Frailty and differences in other people often scare us. Why? They scare us because we see a reflection of what we fear in ourselves or because we just don’t know how to respond. Since we can’t live with this discomfort for too long, we make assumptions about and apply labels to those we fear. Now that we have come to a fabricated understanding about, labeled, and summarily discounted them from the inner circles of our lives, we can relax. There’s no need to spend time or energy discovering who these people really are, and confront the uncertainties that they represent. Then, we share our “knowledge” and labels with others and collectively build social fences to keep “undesirables” out. There. We have created a “stigma.”
Two Lives: Two Responses
Let’s look at how stigma works through the comparison of two lives.
Yitzchak, 22 years old, is the picture of competence and health. Everyone knows he’ll be successful in whatever he chooses to do. He is a choice shidduch prospect and has easily found his ideal kallah. Oh, Yitz might act impetuously now and then; but that can be seen as zerizut. He frequently texts or calls his kallah to find out where she is and what she’s doing. He’s a great catch and the phone calls show how much he cares. Time passes and we discover that this exemplary young man often demeans his wife and beats his child behind closed doors. Shocking! No symptoms, no reason for him to seek help, and no psychiatric diagnosis. Neighbors wonder, “How can such a personable and successful man do such a thing? What did his wife do to cause him to act this way?”
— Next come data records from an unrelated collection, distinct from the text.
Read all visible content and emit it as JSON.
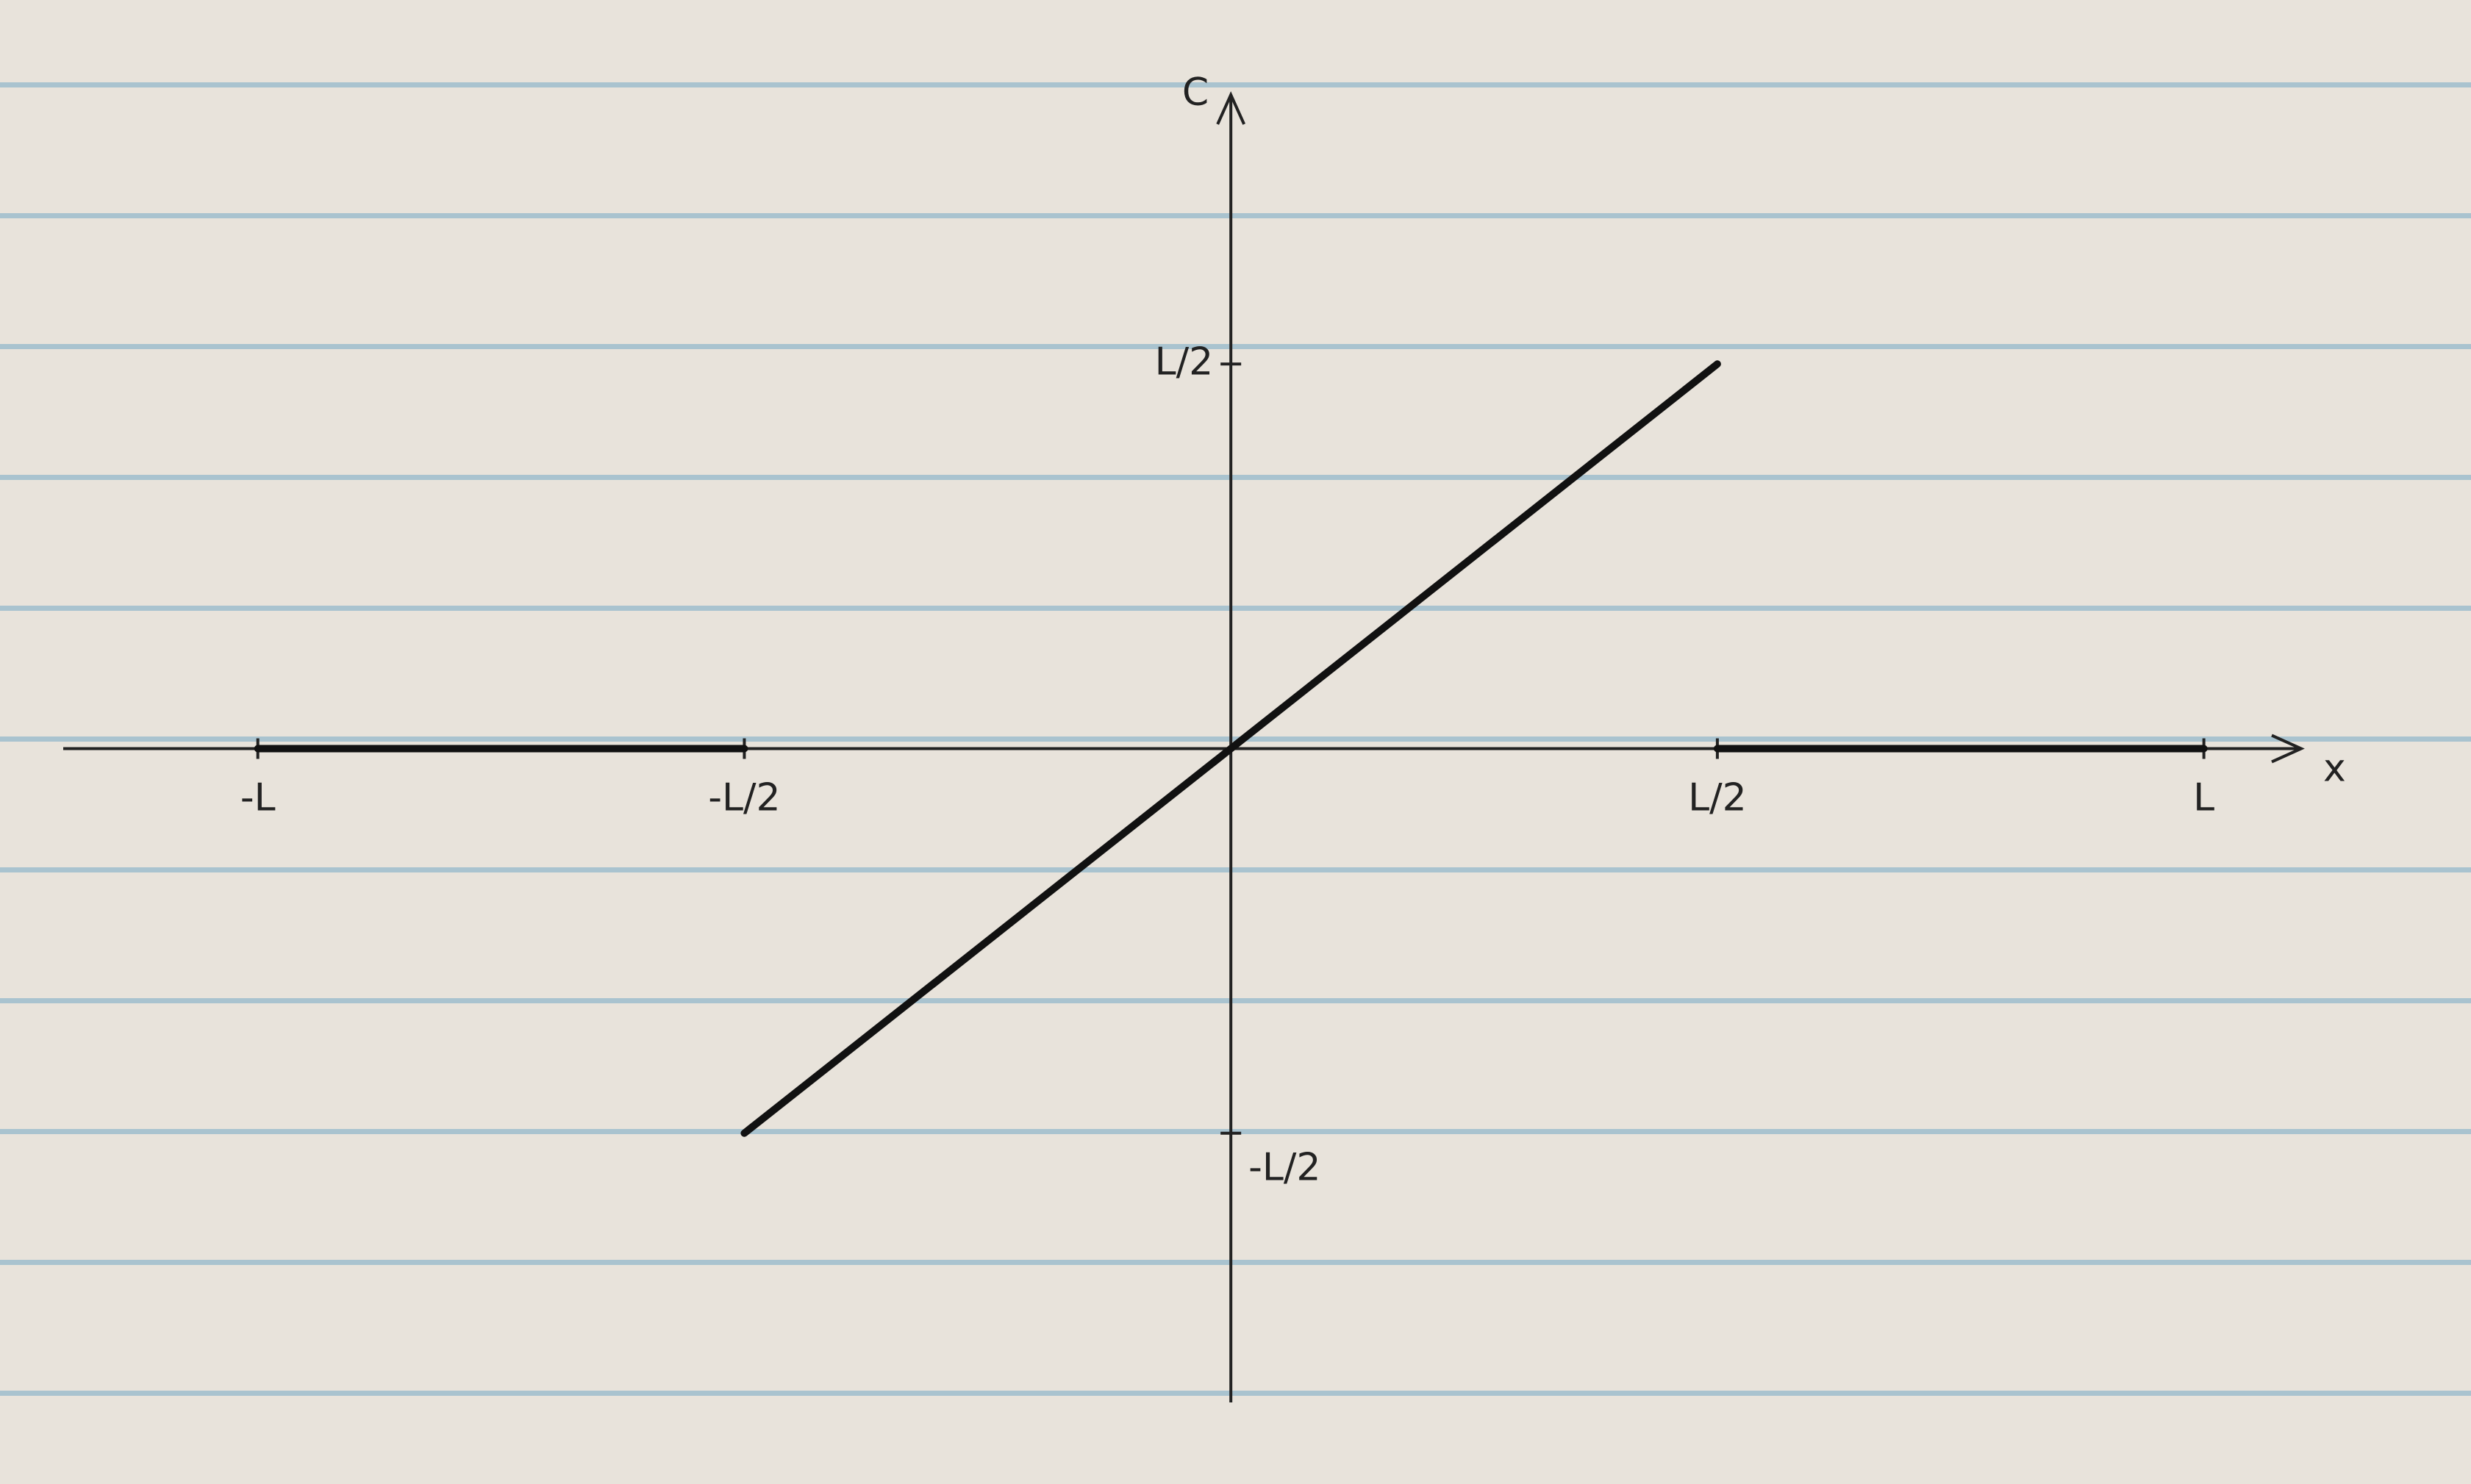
{
  "chart_data": {
    "type": "line",
    "y_label": "C",
    "x_label": "x",
    "x": [
      -1,
      -0.5,
      -0.5,
      -0.5,
      0.5,
      0.5,
      0.5,
      1
    ],
    "series": [
      {
        "color": "#111111",
        "values": [
          0,
          0,
          null,
          -0.5,
          0.5,
          null,
          0,
          0
        ]
      }
    ],
    "xlim": [
      -1.2,
      1.1
    ],
    "ylim": [
      -0.85,
      0.85
    ],
    "xticks": [
      {
        "value": -1,
        "label": "-L"
      },
      {
        "value": -0.5,
        "label": "-L/2"
      },
      {
        "value": 0.5,
        "label": "L/2"
      },
      {
        "value": 1,
        "label": "L"
      }
    ],
    "yticks": [
      {
        "value": 0.5,
        "label": "L/2"
      },
      {
        "value": -0.5,
        "label": "-L/2"
      }
    ]
  }
}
Then, there’s Estie, a 27 year old freelance writer with exemplary middot. She loves to read Michtav M’Eliyahu. Twice a week, she shops with Frady, a 75-year-old widow. Thursday is one of their shopping days. Estie checks her watch more often on Thursdays than on Mondays; she wants to be sure not to miss her psychotherapy appointment. You see Estie has been living with anxiety and depression since she was 15. A studious girl, she continually endured snide remarks by the high school “in crowd.” It could have been worse. Facebook and Twitter weren’t around in those days. Though hospitalized at 17 for 10 days, Estie has done quite well since the age of 22 with weekly therapy appointments, a decreasing dosage of anxiety medication, and a well balanced diet.
So, Estie’s doing fairly well now. Ah, one problem. The “nasty secret” about her hospitalization and subsequent treatment is known by some in her community and by shadchanim. No one would imagine presenting her as a viable shidduch for a talmid chacham who would appreciate a marriage partner who will eagerly join him in exploring the depths of Rabbi Dessler’s works. So, every Shabbos, Estie curls up with her Michtav M’Eliyahu, as she prays that maybe, one day, she will find the man to whom she give love in the very way that Rabbi Dessler upholds as the highest form of loving.
Who should we fear – Yitchak or Estie? With whom would you rather share life’s wonders, pleasures, trials and tribulations? Why should a 10 day stay in the hospital’s psychiatric ward (10 years ago), successful weekly therapy sessions, and a couple of pink pills prevent her from meeting her bashert, who may or may not have any labels attached to him?
The Mark of Cain
People who are known to have received or are receiving mental health services are stigmatized and painted with one broad swath of paint signaling “avoidance.” It’s like the “mark of Cain” if you will. Therefore, they often feel compelled to vigilantly hide a part of themselves in order to be matched up, hired, or called upon for community service.
It’s a catch-22. If one reveals his history and condition, he may be avoided or treated differently. Yet, if he hides it, then, by definition, he conceals his authentic self from others. The social pressure to hide his mental health condition effectively perpetuates the very stigma that he decries and against which he struggles. Ultimately, it can’t be fully hidden, for it’s a part of him and the ways he perceives, understands, interacts with, and contributes to the world around him. Some of teachings of the revered Rebbe, Rabi Nachman of Breslov were inspired by his own battles against depression.
‘They’ Are Not All Alike
As indicated, stigma places people into convenient categories and justifies exclusion. Many people will not even consider meeting fine shidduch candidates with mental health service histories. Even those who have their own shidduch-related challenges will often discount candidates with known mental health disabilities. Their family, friends, and community leaders often support or promote this position. While this article’s author understands their concerns, she is troubled by the categorical assumptions that are made and the resulting prejudices. Mental health conditions differ in kind and in degree. Many people with mental health conditions have learned how to live with their disabilities, have become supports to others, including their spouses, and raise insightful children with wonderful middot. Stigma, based in fear, is a destructive barrier to potentially fruitful relationships.
What Can You Do to Deconstruct Stigma?
· Become inquisitive about others and their lives.
· Approach a person you usually avoid.
· Get to know each other at a comfortable pace.
What about that person do you really appreciate?
What do you share in common?
· Ask them for their help or advice.
· What can you learn from each other about meeting life’s challenges?
· Tell another friend what you’ve learned from that person
· Keep possibilities for shidduchim as open as possible.
· Explore humility. What is it? How can you use it in your encounters with others?